Believer, I am persuaded, that I speak thy experience as well as mine. Thou art sensible of thine own weakness and manifold infirmities, by which thou art humbled in thyself, and driven to the Saviour. The law of works, broken, leaves thee no hope but in the law of faith, which preaches nothing but thy Redeemer. Thou canst, then, with the apostle, most gladly glory in thine infirmities; not for their own sake, but for the effect which grace produceth from them, in leading thee to the power of Christ, and in sheltering thee under his banner. Thus, when thou art weak, thou art strong; and when least in thyself, the greatest, and the safest, and most happy in him. Blessed paradox! none can explain it, but through a wisdom not their own: none desire it, but from the love of Christ, richly shed abroad within their hearts. O mayest thou, dear soul, go on with speed and success in this blessed way; and, by thy


earnest diligence of a lively faith, cleave with more and more full purpose of heart unto the Lord! He is faithful to his own faith bestowed, and will never cease till he crowns it with his glory, Look to him, then, with a single and patient eye; trust to him with a resigned simplicity and affection of heart: He will never leave thee, nor forsake thee.
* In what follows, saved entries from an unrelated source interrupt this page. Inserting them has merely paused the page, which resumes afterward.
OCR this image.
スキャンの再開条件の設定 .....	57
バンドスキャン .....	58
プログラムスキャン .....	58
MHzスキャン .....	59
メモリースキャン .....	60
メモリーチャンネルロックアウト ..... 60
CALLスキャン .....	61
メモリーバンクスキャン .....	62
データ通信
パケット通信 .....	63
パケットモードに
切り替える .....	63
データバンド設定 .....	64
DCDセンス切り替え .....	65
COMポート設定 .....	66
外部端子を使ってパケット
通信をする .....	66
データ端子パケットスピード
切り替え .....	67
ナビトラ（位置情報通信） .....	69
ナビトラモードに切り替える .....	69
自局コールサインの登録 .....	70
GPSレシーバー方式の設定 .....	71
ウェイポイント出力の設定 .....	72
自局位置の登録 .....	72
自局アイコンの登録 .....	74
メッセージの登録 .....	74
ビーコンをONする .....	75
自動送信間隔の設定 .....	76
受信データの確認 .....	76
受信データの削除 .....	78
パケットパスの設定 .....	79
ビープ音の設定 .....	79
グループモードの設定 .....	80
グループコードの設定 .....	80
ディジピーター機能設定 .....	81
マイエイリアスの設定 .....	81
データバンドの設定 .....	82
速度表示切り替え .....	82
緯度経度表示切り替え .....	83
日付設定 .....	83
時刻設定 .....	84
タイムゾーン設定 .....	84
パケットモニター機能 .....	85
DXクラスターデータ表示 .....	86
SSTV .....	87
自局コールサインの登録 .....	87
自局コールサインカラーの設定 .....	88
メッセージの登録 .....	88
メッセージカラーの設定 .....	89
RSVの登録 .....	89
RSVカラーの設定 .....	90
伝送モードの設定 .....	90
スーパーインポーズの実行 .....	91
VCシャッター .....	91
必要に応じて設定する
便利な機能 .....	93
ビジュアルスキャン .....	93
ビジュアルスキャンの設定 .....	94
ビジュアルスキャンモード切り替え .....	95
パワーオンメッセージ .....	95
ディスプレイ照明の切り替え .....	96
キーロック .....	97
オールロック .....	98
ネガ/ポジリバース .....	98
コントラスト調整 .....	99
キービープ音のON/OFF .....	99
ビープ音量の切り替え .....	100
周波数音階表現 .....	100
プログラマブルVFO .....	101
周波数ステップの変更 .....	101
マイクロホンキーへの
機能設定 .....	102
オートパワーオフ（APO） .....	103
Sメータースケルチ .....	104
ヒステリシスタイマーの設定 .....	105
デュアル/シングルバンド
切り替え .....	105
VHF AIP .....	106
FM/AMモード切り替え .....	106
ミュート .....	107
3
He cannot deny himself; he cannot relinquish his workmanship, his husbandry, his building: it shall never be charged upon him, that he was worse than his word, or that any one of the good things, which he hath promised for earth or heaven, hath not been fully made good to his redeemed, his faithful. Go on, I venture to beseech thee; go on, with all the privileged courage of faith; and, by faith, hold fast the beginning of thy confidence to the end. Soon shall all be answered; soon the truth of every promise proved; and soon thy soul made blissful and perfect for ever. O desirable state!—A state, for which thou art living, if living in thy right mind; and to which thou art hastening, in the Lord's own way and time. O may he bless thee, and receive thee at last to himself, among the Spirits of just men made perfect; the FAITHFUL, whose names are written in heaven!